En una reciente ponencia que tuve la oportunidad de impartir en la Fundación Ramón Areces, y que se publicará como ensayo en la Revista de Occidente, he sugerido que el estudio riguroso de esta genealogía histórica revela que, sorprendentemente, las dos culturas no existen, y quizás no hayan existido nunca, y sin embargo, el potente espejismo de su existencia ha marcado de manera decisiva nuestra concepción de la ciencia. Este espejismo surge a partir del traumático divorcio de las ciencias y las humanidades durante la revolución industrial, a lo largo de un siglo XIX marcado, en tantos países europeos, por una infinita confianza en el progreso científico y técnico. No podemos ignorar que el término 'científico' se acuña solo en 1833, por William Whewell, máster del poderoso Trinity College de Cambridge, y adalid de las nuevas ciencias inductivas, en el contexto de un célebre intercambio con el poeta romántico Samuel Taylor Coleridge, en el acto fundacional de la Asociación Británica para el Avance de la Ciencia. El término 'scientist' incorpora, de manera tangible, en su contraste con el término 'artist', ese potente espejismo que tan certeramente describe Snow en su texto, la dicotomía de dos culturas, dos prácticas, dos formas de vida, que constituye el prisma desde el que, 'malgré nous', se han elaborado las disciplinas científicas, así como las políticas educativas y científicas, en la mayor parte de los países de occidente.

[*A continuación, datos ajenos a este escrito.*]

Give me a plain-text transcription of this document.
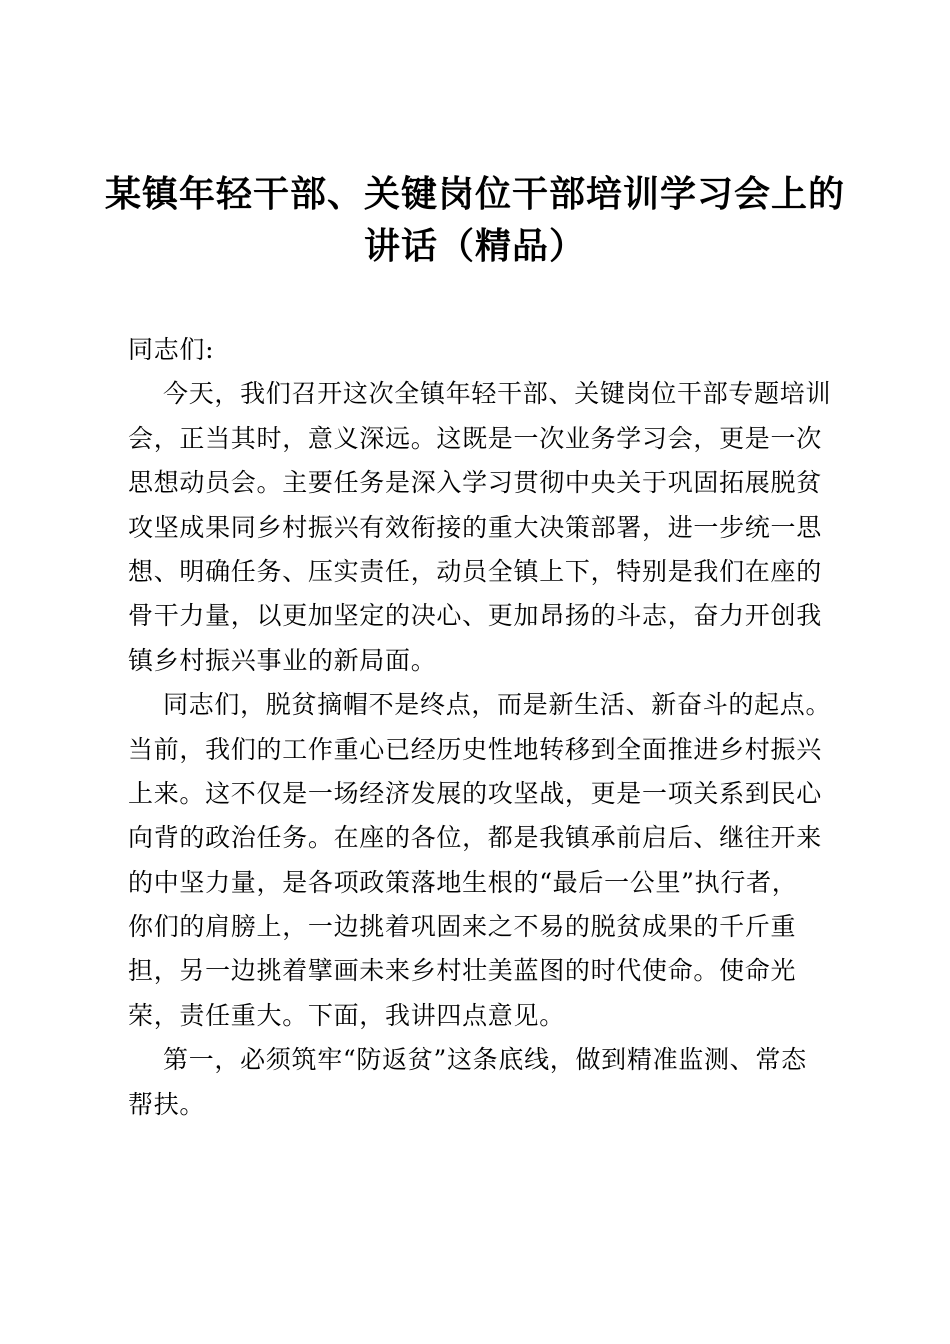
某镇年轻干部、关键岗位干部培训学习会上的
讲话（精品）
同志们:
今天，我们召开这次全镇年轻干部、关键岗位干部专题培训
会，正当其时，意义深远。这既是一次业务学习会，更是一次
思想动员会。主要任务是深入学习贯彻中央关于巩固拓展脱贫
攻坚成果同乡村振兴有效衔接的重大决策部署，进一步统一思
想、明确任务、压实责任，动员全镇上下，特别是我们在座的
骨干力量，以更加坚定的决心、更加昂扬的斗志，奋力开创我
镇乡村振兴事业的新局面。
同志们，脱贫摘帽不是终点，而是新生活、新奋斗的起点。
当前，我们的工作重心已经历史性地转移到全面推进乡村振兴
上来。这不仅是一场经济发展的攻坚战，更是一项关系到民心
向背的政治任务。在座的各位，都是我镇承前启后、继往开来
的中坚力量，是各项政策落地生根的“最后一公里”执行者，
你们的肩膀上，一边挑着巩固来之不易的脱贫成果的千斤重
担，另一边挑着擘画未来乡村壮美蓝图的时代使命。使命光
荣，责任重大。下面，我讲四点意见。
第一，必须筑牢“防返贫”这条底线，做到精准监测、常态
帮扶。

El estudio cuidadoso de la historia, por ende, sugiere que la forma más adecuada de superar el conflicto no es dar por victoriosa a una de las culturas en detrimento de la otra. Tampoco se trata de mantener un permanente e inestable equilibrio de fuerzas entre dos culturas enfrentadas. Al contrario, las consignas, tan extendidas entre nosotros, desde hace décadas, de «defender las humanidades» revelan una inquietante falta de perspectiva histórica, y las proclamas obsesivas «en defensa de la filosofía» presuponen una mentalidad de guerra de trincheras, y revelan que la dicotomía de Snow ha triunfado, también, o incluso especialmente, en España.

Y, sin embargo, no son las humanidades, ni la cultura clásica, las que han mostrado sus limitaciones. Más bien, lo que está hoy en día en crisis es precisamente la dicotomía que dibuja Snow. Aquí nuestras habituales servidumbres a ídolos extranjeros, por lo demás desfasados, nos hacen un flaco favor. Resulta imprescindible hacerlas frente, y enmarcar la tesis de las dos culturas con propiedad y rigor en su contexto histórico, durante la guerra fría, como la culminación de un largo proceso cultural británico que es esencialmente humanista, literario y científico a la vez. Cuando se entiende de esta manera, la tesis de Snow pierde su supuesta universalidad. Las dos culturas tuvieron su momento, y su oportunidad, y no parece ser ya el nuestro. Más bien, al contrario, muchos de nuestros problemas y desafíos actuales (las aporías de la era de la desinformación, los bulos y las 'fake news'; la supuesta necesidad de 'des-colonizar' curriculums y museos; la desacreditación y apropiación de las instituciones por el poder de turno; la propaganda mediática que tanto daña nuestro debate público), claman por la integración de nuestra cultura tradicional grecolatina, y por la reivindicación de su síntesis del conocimiento universal.

El conocimiento científico es humanístico, por definición, pues es el resultado de la actividad humana, y viceversa, el único conocimiento que pueden aportarnos las humanidades proviene de la aplicación de los exigentes criterios de prueba y demostración que siempre han caracterizado a las ciencias. Haríamos bien en abandonar obsoletas dicotomías que pretenden limitarnos y enfrentarnos, para abrazar con fuerza la integridad de nuestra cultura, la única que tenemos, la cultura occidental clásica, y sus fuentes históricas helenísticas y latinas, que son precisamente las que dan fundamento a nuestras ciencias.

Mauricio Suárez es catedrático de Lógica y Filosofía de la Ciencia en la Universidad Complutense de Madrid y Life Member de Clare Hall, Cambridge.